Mid-November to December offers stable, winter weather as the rain and snow of true winter usually does not start in Nepal until mid-December. This period has the added advantage of avoiding the previous month's crowds. Low level and short treks up to about 3,700 meters (12,000 ft) are at their best at this time of year. The Pokhara region is ideal as are Helambu, Lagtang and Gorkha. Remember that most high passes can not be crossed safely after mid-December.

There are three hills surrounding the Kathmandu Valley that provide worthwhile hikes for the energetic with spectacular views. The six-kilometer (four-mile) trail to the top of Phulchoki begins behind Godavari school and is particularly beautiful with the spring flowers. From Budhailkantha, it is a four hour climb to the top of Shivapuri with panoramic views of the Himalayas and the Kathmandu Valley. The summit of Champa Devi above Pharping in the south of the Valley can be reached from above Hatiban, only two or three hours of climbing.

Trekking Agencies

River Trips Operators



Restaurants have vastly improved in the last few years in Nepal. Prices are low by Western standards. Indian, Chinese, Tibetan, Japanese, and even Thai cuisines can be found in Kathmandu, as well as a variety of European and Western menus. Large international hotels have three or four restaurants each, some of them excellent. Outside of Kathmandu it is often difficult to find appealing food in the Valley, even for a snack. Travellers on day outings should carry their own food. Hotels will provide packed lunches or you may prefer to take a snack from one of the bakeries or fresh fruit stands and make-do for a midday picnic.

Despite centuries of isolation and, in some places, a very fertile soil, Nepal has failed to develop a distictive style of cooking. The Nepalis enjoy eating sweets and spicy snacks. It can be an interesting free-for-all in Nepal when it comes to food.

The national drink, "chiya" (tea brewed together with milk, sugar and sometimes spices), is served in small glasses, scalding hot. Another popular home-made mountain drink is "chhang", a powerful sort of beer made with fermented barley, maize, rye or millet. Coca Cola and Pepsi is bottled in Kathmandu. Excellent Nepal brewed beer is widely available.



Not much of a night life in Nepal. Even in Kathmandu everything seems to close down by 10pm. However, Casino Nepal is in the premises of the Soal Oberoi Hotel.
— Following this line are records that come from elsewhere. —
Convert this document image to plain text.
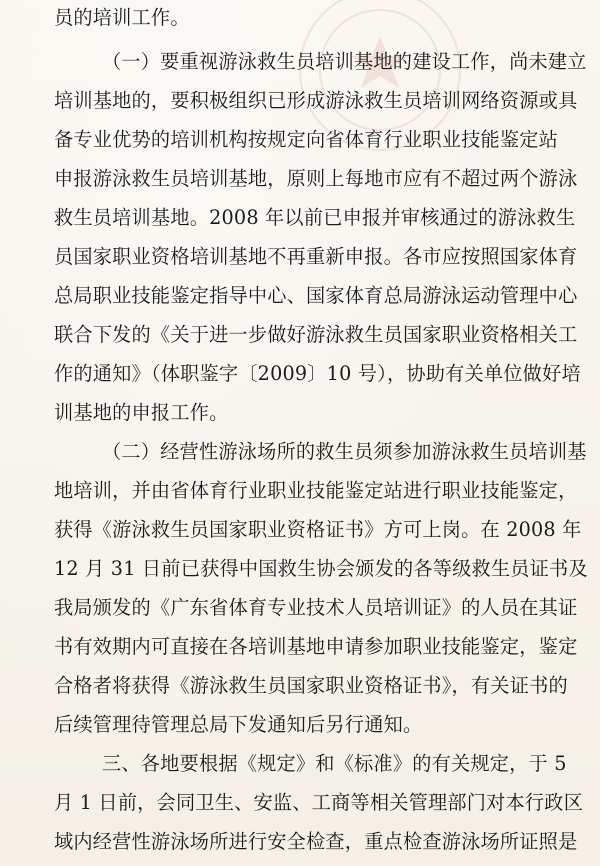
员的培训工作。
（一）要重视游泳救生员培训基地的建设工作，尚未建立
培训基地的，要积极组织已形成游泳救生员培训网络资源或具
备专业优势的培训机构按规定向省体育行业职业技能鉴定站
申报游泳救生员培训基地，原则上每地市应有不超过两个游泳
救生员培训基地。2008 年以前已申报并审核通过的游泳救生
员国家职业资格培训基地不再重新申报。各市应按照国家体育
总局职业技能鉴定指导中心、国家体育总局游泳运动管理中心
联合下发的《关于进一步做好游泳救生员国家职业资格相关工
作的通知》（体职鉴字〔2009〕10 号），协助有关单位做好培
训基地的申报工作。
（二）经营性游泳场所的救生员须参加游泳救生员培训基
地培训，并由省体育行业职业技能鉴定站进行职业技能鉴定，
获得《游泳救生员国家职业资格证书》方可上岗。在 2008 年
12 月 31 日前已获得中国救生协会颁发的各等级救生员证书及
我局颁发的《广东省体育专业技术人员培训证》的人员在其证
书有效期内可直接在各培训基地申请参加职业技能鉴定，鉴定
合格者将获得《游泳救生员国家职业资格证书》，有关证书的
后续管理待管理总局下发通知后另行通知。
三、各地要根据《规定》和《标准》的有关规定，于 5
月 1 日前，会同卫生、安监、工商等相关管理部门对本行政区
域内经营性游泳场所进行安全检查，重点检查游泳场所证照是
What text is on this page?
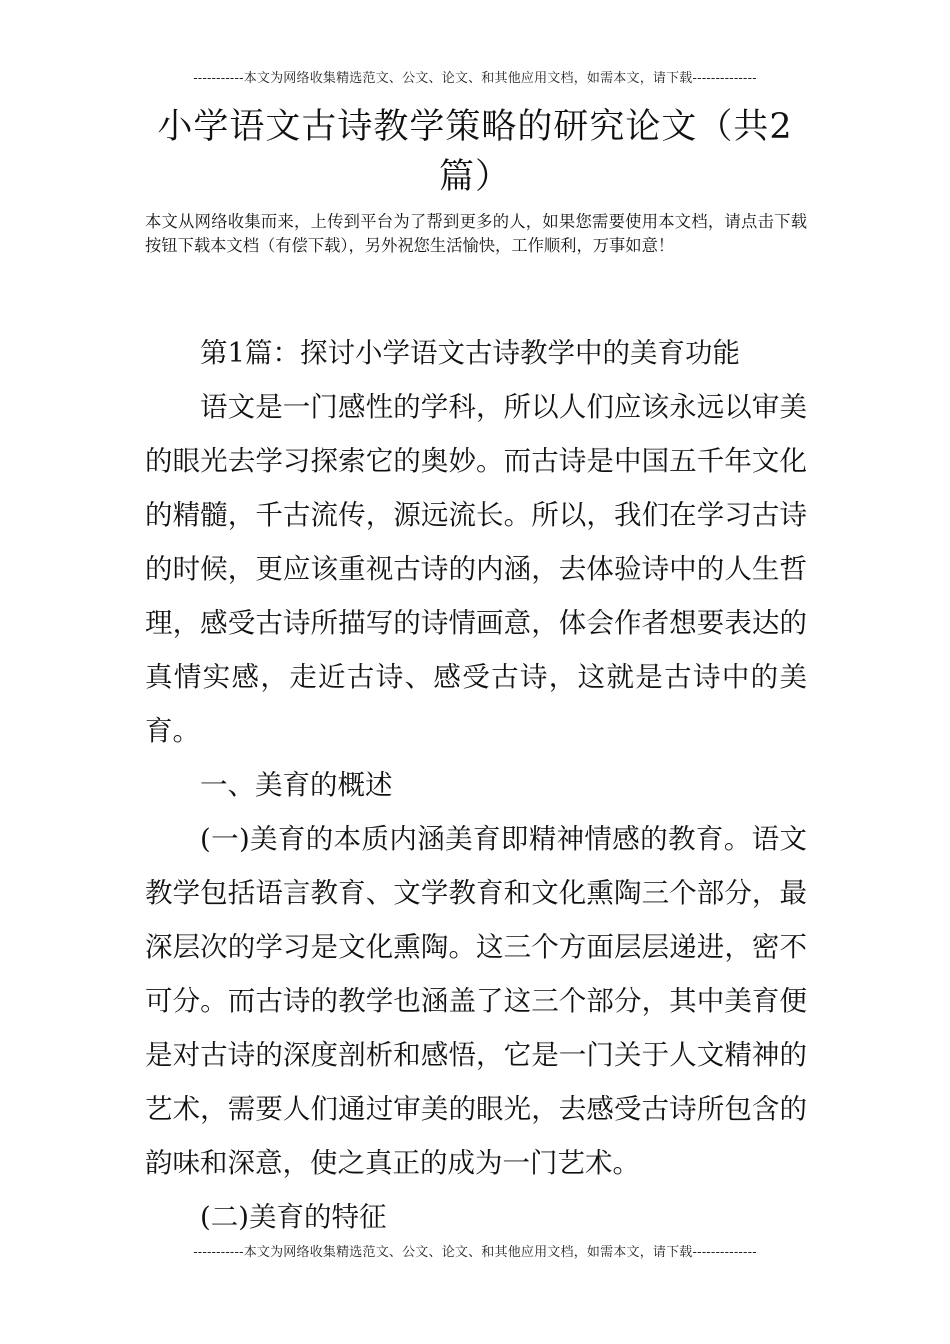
-----------本文为网络收集精选范文、公文、论文、和其他应用文档，如需本文，请下载--------------
小学语文古诗教学策略的研究论文（共2篇）

本文从网络收集而来，上传到平台为了帮到更多的人，如果您需要使用本文档，请点击下载按钮下载本文档（有偿下载），另外祝您生活愉快，工作顺利，万事如意！

第1篇：探讨小学语文古诗教学中的美育功能

语文是一门感性的学科，所以人们应该永远以审美的眼光去学习探索它的奥妙。而古诗是中国五千年文化的精髓，千古流传，源远流长。所以，我们在学习古诗的时候，更应该重视古诗的内涵，去体验诗中的人生哲理，感受古诗所描写的诗情画意，体会作者想要表达的真情实感，走近古诗、感受古诗，这就是古诗中的美育。

一、美育的概述

(一)美育的本质内涵美育即精神情感的教育。语文教学包括语言教育、文学教育和文化熏陶三个部分，最深层次的学习是文化熏陶。这三个方面层层递进，密不可分。而古诗的教学也涵盖了这三个部分，其中美育便是对古诗的深度剖析和感悟，它是一门关于人文精神的艺术，需要人们通过审美的眼光，去感受古诗所包含的韵味和深意，使之真正的成为一门艺术。

(二)美育的特征

-----------本文为网络收集精选范文、公文、论文、和其他应用文档，如需本文，请下载--------------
Here Indians toss small fortunes to the wind on baccarat, black jack, roulette, and other games. No Nepalis are permitted entry. This is one of the very few international casinos between Malaysia and Suez. If you decide to come, the casino will provide a free bus service back to your hotel and some complimentary play coupons for showing your incoming plane ticket stub within a week of arrival.

Some of the bigger hotels have traditional dances on certain evenings. Movie houses feature mainly Indian tear jerkers. There are a few western theaters.

When traveling to a country with the natural outdoor beauty as Nepal, it would be wise to be to sleep early and rise early. There is so much to see and do during the daylight ours.



Police: 226999
Himalayan Rescue Association: 418755
Fire: 221177
Red Cross Ambulance: 228094

International Access Code: 180
International Operator: 186
Directory Assistance:197

Country Code: 977
Kathmandu City Code: 01

When calling from within the same city, delete the city code from the number. When calling to another city within Nepal, use the entire city code. When calling from outside Nepal, delete the first digit (0) from the city code.